I look up Steffi on the internet and she is German. The packaging confirms this, with an instruction sheet in German and multiple other languages. I like Steffi a lot better than the Disney Princesses. She has tools: a stethoscope and a bottle and an otoscope and a thermometer and a rather mysterious looking caliper set. She has a green version of the white coat and a dress with hearts to reassure the babies. And LOOK! Steffi is wearing a MASK!

I love it. Up with Steffi, who can do things. I am not totally against princesses, I am just against the whole princesses are waiting for some prince to arrive and then their life will… well, they will die in childbirth if they remain nice and they will turn evil if they live. It seems like a poor choice of careers, honestly. My favorite princess is the Dealing with Dragons series, because that princess decides not to follow the usual princess path. The first thing she does is follow a frog’s advice and runs away. And the dragons are wonderful too.

For the Ragtag Daily Prompt: worry. I worry about the message of the Disney Princesses.

The Introverted Thinker in New York

The Introverted Thinker is eight. Her mother takes her out of school for a week to go to New York City.

They leave her sister and her father behind.

Her mother complains about the school paperwork. “Never let school get in the way of your children’s education,” she says. “That’s what my father says.”

The IT is not sure what all this means. But she is excited.

They go on an airplane. She gets to sit by the window. She can see the ground and it is squares like a quilt with hills. It is so beautiful! She is amazed, magic!

In New York City they go to the house of an old friend of her mother’s. The old friend is old and wears dresses to the ground and a lot of jewelry. The house is dark and there are many things in it. The IT is told that the things are antiques and she must not touch anything. She walks around carefully in the dark places, looking at all of the strange things while her mother talks to the old friend. They talk about the past and people that she does not know.

Her mother takes her to museums on some days. Some are art museums. The IT is already used to art museums because her mother is an artist. The museum is like an art gallery only much bigger and the ceilings are very high. A lot of the art is very big too.
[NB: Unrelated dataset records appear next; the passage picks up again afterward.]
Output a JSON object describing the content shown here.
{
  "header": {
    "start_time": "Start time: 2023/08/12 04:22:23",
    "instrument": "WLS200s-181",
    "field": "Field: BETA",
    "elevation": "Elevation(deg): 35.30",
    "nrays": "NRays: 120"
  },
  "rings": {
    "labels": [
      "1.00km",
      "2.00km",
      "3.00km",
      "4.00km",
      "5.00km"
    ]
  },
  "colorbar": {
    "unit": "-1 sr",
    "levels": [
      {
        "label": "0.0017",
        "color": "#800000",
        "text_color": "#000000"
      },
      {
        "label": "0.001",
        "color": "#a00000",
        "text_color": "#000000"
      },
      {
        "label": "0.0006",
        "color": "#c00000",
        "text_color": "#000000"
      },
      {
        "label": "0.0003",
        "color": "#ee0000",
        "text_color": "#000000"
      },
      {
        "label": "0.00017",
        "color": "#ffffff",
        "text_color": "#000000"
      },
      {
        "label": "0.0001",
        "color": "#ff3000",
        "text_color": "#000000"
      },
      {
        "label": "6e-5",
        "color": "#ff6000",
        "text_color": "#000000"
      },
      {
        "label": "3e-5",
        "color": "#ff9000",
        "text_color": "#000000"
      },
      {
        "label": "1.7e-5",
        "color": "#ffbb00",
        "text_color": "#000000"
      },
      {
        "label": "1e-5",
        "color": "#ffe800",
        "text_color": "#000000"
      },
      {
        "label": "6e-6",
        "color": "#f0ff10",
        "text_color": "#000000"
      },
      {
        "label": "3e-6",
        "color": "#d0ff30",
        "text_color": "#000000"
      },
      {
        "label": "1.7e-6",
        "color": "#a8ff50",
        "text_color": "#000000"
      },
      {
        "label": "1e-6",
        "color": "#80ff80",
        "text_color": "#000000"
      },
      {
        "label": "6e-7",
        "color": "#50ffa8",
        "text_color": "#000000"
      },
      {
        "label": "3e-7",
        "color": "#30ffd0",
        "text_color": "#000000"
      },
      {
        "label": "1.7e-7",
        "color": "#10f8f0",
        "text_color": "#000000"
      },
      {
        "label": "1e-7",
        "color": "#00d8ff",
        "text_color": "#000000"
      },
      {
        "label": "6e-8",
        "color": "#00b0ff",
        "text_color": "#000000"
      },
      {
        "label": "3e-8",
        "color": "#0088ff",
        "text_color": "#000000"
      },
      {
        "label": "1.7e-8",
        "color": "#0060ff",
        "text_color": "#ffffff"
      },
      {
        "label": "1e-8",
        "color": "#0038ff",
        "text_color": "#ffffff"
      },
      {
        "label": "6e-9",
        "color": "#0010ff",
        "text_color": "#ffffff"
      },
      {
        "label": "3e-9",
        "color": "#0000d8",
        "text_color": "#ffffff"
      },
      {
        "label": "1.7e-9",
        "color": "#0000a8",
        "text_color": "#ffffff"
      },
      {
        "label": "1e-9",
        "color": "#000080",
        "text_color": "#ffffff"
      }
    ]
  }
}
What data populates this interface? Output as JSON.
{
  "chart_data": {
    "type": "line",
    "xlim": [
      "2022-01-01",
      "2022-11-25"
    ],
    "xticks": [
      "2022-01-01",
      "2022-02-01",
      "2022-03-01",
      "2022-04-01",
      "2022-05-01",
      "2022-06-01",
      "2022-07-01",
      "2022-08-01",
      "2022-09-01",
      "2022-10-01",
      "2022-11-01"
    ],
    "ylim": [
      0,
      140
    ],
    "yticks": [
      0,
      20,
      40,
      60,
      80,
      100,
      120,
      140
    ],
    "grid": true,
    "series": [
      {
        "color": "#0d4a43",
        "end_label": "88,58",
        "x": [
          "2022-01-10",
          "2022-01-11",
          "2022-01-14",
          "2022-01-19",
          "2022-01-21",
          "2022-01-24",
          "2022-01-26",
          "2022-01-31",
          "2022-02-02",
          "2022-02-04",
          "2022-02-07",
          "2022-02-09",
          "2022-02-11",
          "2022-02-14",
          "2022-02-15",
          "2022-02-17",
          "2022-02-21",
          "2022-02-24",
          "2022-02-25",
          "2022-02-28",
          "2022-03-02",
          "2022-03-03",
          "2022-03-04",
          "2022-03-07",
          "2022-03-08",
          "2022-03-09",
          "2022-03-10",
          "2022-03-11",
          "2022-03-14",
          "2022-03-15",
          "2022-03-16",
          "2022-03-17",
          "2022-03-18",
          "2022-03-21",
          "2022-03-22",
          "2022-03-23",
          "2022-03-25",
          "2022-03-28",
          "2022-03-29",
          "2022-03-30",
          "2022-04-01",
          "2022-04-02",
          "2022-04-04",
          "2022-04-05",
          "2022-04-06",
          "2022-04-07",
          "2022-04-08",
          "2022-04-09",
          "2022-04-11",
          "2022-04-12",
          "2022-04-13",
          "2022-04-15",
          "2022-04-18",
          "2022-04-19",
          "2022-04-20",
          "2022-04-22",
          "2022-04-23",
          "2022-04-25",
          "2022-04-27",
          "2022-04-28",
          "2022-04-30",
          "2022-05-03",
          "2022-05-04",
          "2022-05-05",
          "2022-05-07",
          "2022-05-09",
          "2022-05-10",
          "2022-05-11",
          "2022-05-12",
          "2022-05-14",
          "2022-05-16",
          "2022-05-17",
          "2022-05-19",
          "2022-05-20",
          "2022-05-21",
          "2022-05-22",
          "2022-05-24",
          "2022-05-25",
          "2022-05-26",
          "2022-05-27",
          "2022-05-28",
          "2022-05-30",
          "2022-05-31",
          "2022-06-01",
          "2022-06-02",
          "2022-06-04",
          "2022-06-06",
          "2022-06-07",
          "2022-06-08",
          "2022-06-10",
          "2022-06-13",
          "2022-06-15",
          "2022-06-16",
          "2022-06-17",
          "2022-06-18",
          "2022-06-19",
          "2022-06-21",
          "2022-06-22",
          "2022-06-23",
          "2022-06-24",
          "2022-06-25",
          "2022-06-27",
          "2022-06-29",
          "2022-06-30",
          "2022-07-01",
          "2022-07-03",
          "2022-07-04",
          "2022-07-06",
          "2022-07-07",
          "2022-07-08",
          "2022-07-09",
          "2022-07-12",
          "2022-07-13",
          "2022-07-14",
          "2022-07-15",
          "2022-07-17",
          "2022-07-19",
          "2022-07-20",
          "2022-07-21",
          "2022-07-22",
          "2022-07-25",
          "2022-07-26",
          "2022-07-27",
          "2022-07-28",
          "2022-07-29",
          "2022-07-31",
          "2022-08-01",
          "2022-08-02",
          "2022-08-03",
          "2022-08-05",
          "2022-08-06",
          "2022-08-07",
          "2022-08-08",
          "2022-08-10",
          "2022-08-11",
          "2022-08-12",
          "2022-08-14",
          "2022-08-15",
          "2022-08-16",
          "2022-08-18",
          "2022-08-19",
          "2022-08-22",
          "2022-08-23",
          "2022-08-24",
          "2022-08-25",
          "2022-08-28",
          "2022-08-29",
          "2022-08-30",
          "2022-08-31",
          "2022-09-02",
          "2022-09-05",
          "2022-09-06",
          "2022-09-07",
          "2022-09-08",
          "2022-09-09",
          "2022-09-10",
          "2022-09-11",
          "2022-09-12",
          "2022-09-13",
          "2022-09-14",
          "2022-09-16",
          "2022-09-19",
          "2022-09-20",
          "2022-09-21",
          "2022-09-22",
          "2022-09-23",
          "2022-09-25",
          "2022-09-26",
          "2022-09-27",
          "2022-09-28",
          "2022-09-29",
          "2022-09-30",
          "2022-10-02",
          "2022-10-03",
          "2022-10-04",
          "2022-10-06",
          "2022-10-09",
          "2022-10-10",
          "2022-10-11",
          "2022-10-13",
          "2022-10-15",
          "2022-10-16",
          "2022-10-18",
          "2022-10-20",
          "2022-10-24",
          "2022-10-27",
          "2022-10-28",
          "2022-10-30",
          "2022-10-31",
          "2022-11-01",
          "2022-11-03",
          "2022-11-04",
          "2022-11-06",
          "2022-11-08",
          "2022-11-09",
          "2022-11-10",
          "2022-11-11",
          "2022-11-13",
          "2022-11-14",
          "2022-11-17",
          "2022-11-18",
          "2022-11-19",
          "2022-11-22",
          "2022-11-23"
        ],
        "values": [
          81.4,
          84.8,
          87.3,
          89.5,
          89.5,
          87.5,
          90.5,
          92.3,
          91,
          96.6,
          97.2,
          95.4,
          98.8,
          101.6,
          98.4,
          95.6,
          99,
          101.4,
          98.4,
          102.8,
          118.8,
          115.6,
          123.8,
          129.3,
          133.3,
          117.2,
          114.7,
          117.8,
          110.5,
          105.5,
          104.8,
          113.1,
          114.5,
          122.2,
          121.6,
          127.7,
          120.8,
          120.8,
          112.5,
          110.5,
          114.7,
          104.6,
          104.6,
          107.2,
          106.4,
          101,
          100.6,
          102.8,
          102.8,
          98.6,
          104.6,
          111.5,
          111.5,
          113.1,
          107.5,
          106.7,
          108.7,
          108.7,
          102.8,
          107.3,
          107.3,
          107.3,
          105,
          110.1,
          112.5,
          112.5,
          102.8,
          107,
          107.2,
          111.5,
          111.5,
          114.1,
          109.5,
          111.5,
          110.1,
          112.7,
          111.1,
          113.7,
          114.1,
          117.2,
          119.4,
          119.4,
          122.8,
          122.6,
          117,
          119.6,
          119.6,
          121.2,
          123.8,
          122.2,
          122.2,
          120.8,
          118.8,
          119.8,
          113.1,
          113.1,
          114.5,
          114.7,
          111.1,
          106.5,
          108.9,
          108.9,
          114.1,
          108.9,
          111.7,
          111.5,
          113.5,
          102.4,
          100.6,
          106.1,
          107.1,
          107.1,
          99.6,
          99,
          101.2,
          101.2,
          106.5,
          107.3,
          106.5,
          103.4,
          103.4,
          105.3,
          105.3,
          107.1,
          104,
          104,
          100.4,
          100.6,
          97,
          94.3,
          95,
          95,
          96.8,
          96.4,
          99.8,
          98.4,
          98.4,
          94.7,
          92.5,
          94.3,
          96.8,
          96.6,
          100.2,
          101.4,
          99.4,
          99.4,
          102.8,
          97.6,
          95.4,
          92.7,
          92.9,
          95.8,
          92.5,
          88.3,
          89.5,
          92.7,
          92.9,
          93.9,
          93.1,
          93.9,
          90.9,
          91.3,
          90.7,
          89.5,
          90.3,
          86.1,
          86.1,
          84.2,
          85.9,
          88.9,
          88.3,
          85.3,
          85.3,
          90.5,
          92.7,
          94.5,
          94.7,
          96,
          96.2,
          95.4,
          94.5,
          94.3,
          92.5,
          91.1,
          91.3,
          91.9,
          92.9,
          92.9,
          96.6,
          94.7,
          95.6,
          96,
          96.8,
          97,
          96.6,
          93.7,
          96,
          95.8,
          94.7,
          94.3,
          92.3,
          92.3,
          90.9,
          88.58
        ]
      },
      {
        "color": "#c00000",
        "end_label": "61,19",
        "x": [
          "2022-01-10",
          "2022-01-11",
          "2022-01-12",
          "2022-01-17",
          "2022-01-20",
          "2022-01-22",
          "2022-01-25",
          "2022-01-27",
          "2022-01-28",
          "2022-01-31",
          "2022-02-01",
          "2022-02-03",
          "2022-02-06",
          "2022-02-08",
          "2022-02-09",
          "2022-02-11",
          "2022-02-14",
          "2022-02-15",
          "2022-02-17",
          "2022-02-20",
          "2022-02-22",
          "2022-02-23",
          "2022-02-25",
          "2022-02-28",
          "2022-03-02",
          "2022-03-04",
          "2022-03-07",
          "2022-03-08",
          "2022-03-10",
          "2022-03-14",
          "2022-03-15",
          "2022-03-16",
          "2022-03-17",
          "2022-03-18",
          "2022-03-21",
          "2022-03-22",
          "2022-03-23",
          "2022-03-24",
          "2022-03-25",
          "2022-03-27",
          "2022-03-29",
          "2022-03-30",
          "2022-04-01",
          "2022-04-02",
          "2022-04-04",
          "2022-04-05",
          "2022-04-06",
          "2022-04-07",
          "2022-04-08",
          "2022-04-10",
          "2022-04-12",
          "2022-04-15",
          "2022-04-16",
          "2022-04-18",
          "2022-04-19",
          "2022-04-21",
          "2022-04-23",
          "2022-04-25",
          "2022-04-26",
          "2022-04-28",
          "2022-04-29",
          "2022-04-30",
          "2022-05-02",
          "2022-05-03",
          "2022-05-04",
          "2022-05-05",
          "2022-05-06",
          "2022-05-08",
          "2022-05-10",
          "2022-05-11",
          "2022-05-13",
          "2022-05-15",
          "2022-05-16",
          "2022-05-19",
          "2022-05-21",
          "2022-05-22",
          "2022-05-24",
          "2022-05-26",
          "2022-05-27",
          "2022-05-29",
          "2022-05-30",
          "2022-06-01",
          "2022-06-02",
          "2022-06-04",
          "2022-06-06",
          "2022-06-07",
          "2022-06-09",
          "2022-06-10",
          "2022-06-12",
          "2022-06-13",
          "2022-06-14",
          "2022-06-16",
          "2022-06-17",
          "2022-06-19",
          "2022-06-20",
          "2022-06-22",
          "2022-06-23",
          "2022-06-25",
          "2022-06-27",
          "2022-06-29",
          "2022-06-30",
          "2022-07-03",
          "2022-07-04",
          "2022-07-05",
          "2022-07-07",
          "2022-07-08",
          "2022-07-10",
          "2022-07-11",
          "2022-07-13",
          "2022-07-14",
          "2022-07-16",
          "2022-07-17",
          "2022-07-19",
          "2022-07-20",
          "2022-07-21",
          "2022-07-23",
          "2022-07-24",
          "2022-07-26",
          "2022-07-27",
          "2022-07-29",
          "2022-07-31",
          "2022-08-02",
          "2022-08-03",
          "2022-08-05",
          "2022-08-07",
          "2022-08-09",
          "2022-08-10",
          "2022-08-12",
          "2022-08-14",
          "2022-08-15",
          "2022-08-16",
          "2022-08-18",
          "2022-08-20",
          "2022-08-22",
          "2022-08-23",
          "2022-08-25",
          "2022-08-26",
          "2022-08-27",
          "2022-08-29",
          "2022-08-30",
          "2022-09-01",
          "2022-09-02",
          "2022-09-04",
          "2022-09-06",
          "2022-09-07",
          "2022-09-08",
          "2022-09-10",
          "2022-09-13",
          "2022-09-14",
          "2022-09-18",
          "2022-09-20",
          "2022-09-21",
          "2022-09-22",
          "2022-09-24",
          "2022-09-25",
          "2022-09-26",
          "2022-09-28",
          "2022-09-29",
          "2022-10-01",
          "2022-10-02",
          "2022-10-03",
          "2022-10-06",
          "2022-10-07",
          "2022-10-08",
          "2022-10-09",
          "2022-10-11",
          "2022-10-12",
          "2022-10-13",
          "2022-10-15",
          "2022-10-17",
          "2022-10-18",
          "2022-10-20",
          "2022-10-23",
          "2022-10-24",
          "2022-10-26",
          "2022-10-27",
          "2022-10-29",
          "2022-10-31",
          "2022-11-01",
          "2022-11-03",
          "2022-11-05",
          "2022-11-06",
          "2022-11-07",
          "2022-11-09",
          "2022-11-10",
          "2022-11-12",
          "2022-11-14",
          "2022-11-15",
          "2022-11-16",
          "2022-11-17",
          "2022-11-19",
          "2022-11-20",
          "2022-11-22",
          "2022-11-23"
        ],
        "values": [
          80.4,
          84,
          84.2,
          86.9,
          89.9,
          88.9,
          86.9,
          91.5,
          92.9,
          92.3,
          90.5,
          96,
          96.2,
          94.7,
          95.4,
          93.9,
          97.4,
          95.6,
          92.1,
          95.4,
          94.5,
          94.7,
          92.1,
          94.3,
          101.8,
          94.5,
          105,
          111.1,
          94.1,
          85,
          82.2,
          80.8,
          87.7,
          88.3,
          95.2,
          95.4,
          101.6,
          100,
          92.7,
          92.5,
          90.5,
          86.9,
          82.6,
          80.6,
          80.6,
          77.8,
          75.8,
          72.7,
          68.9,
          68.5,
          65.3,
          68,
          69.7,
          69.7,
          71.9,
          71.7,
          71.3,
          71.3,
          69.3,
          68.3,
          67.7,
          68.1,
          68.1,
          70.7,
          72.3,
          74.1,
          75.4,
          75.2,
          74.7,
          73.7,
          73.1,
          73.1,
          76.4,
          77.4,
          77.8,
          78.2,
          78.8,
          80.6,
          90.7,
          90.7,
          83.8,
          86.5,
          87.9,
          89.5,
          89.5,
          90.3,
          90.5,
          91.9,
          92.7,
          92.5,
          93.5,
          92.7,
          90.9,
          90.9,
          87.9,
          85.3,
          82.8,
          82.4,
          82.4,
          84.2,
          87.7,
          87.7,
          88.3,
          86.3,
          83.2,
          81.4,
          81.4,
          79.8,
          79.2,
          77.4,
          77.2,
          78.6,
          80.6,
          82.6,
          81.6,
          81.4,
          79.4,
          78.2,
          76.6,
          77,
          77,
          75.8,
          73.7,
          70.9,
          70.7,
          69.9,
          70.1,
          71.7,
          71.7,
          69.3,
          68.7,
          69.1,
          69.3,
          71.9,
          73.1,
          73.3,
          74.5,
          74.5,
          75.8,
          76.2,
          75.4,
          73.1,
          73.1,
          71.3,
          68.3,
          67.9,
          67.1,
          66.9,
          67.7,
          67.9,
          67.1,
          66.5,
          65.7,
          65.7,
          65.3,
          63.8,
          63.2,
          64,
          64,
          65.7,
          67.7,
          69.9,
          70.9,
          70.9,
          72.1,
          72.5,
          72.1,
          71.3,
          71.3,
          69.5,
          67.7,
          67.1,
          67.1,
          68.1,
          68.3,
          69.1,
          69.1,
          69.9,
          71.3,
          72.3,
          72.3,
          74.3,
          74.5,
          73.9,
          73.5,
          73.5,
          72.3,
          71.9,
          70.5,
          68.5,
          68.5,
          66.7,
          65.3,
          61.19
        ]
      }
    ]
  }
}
One museum is different. Natural History, says her mother. There are dinosaur bones. The IT can’t touch them either but they are wonderful. Huge animals from the past that are not here any more! She loves it.

They fly home. First she has to thank the old friend with the house like a museum, only darker. Then they go to the plane. This time there are some clouds so the IT can’t see as much, but she still gets to see the quilt of the land.

She decides that she likes museums and she likes natural history. Especially dinosaurs.